Recent research has revealed that four major artificial intelligence (AI) chatbots are failing to accurately summarise news stories, often introducing significant errors and distortions. The findings, derived from an investigation conducted by a leading news organisation, raise concerns about the reliability of AI-generated content and its potential impact on public discourse.
Investigation into AI accuracy
The study examined the performance of OpenAI’s ChatGPT, Microsoft’s Copilot, Google’s Gemini, and Perplexity AI in summarising content from a major news website. The chatbots were presented with 100 news stories and asked to generate summaries. Their responses were then evaluated by journalists with subject matter expertise.

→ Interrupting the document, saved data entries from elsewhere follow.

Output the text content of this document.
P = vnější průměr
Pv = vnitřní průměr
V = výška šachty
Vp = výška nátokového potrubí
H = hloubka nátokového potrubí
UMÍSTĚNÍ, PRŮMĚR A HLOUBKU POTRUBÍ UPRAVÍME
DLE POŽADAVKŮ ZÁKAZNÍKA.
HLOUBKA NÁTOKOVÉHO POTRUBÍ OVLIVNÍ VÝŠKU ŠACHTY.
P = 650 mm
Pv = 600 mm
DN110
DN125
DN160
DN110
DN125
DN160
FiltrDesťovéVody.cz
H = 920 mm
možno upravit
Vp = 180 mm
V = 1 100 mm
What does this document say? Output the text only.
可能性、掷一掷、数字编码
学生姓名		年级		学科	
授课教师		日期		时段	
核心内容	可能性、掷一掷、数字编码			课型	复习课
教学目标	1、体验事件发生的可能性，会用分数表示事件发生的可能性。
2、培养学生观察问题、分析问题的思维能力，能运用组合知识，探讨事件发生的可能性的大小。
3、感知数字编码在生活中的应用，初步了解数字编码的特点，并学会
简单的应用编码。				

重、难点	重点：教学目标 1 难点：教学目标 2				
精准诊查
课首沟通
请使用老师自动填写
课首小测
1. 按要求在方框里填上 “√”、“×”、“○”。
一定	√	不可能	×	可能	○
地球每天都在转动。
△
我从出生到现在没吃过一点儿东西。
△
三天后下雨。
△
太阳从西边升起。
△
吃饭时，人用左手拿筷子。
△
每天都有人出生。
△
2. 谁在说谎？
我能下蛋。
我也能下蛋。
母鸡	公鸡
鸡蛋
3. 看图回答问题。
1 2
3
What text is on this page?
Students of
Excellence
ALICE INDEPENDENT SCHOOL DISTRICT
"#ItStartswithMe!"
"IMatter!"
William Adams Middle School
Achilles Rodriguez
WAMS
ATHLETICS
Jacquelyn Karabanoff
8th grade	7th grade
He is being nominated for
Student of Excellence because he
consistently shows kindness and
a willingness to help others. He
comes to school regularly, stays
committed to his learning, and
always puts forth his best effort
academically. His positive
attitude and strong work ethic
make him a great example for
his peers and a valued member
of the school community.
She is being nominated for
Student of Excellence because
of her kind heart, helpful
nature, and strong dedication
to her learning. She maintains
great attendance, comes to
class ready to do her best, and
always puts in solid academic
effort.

The results were alarming: 51% of AI-generated answers were found to contain significant issues, while 19% of those that directly cited the news organisation’s content introduced factual errors. These inaccuracies included incorrect numerical data, misrepresentation of dates, and misquoting sources.
In response to the findings, a spokesperson for OpenAI stated: “We support publishers and creators by helping 300 million weekly ChatGPT users discover quality content through summaries, quotes, clear links, and attribution.” Other companies behind the chatbots have yet to comment.
Distorted headlines and false claims
The investigation uncovered several notable errors in AI-generated news summaries, including:
- Gemini falsely stating that the NHS does not recommend vaping as a smoking cessation aid.
- ChatGPT and Copilot misreporting that Rishi Sunak and Nicola Sturgeon were still in office after they had stepped down.
- Perplexity AI misquoting reports on the Middle East, incorrectly claiming that Iran initially showed “restraint” while describing Israel’s actions as “aggressive.”
Of the four AI tools assessed, Microsoft’s Copilot and Google’s Gemini exhibited the most serious issues. In contrast, OpenAI’s ChatGPT and Perplexity, which has financial backing from Amazon founder Jeff Bezos, demonstrated relatively fewer inaccuracies.
A call for accountability
The CEO of the news organisation, Deborah Turness, voiced concerns over the implications of AI-generated misinformation. She warned that the unchecked proliferation of AI news summaries could pose a real threat in a time of global uncertainty.
“We live in troubled times, and how long will it be before an AI-distorted headline causes significant real-world harm?” she questioned.
Turness called for AI developers to work collaboratively with media organisations to ensure greater accuracy and reliability in news reporting. She urged companies to “pull back” their AI-generated news summaries, citing Apple’s decision to suspend its Apple Intelligence news summaries after similar concerns were raised.
Transparency and content control
During the study, the news organisation temporarily allowed AI chatbots to access its content for evaluation purposes. Under normal circumstances, its content is blocked from AI tools.
The Programme Director for Generative AI, Pete Archer, stressed the importance of maintaining editorial control over journalistic content. He argued that AI companies must be more transparent about how their models process and present news, as well as the extent of errors they introduce.
“Publishers should have control over whether and how their content is used, and AI companies should be transparent about the scale and scope of errors and inaccuracies they produce,” Archer stated.
The report also highlighted the AI models’ struggle to differentiate between fact and opinion, their tendency to editorialise, and their frequent omission of crucial contextual details.
Ongoing efforts to improve AI reliability
AI firms have acknowledged the challenges of ensuring accuracy in AI-generated news content. OpenAI has stated that it is working to improve citation accuracy and respect publisher preferences. The company has introduced measures allowing publishers to manage how their content appears in search results via its robots.txt system.
Despite these assurances, concerns persist over the role AI may play in shaping public understanding of current affairs. As AI-powered tools become increasingly integrated into digital news consumption, the demand for stringent oversight and ethical considerations in their deployment continues to grow.
The study’s findings serve as a stark reminder of the limitations of AI chatbots in handling news content accurately. While AI presents vast opportunities for information dissemination, its potential to misinform remains a pressing issue that both technology firms and news organisations must address together.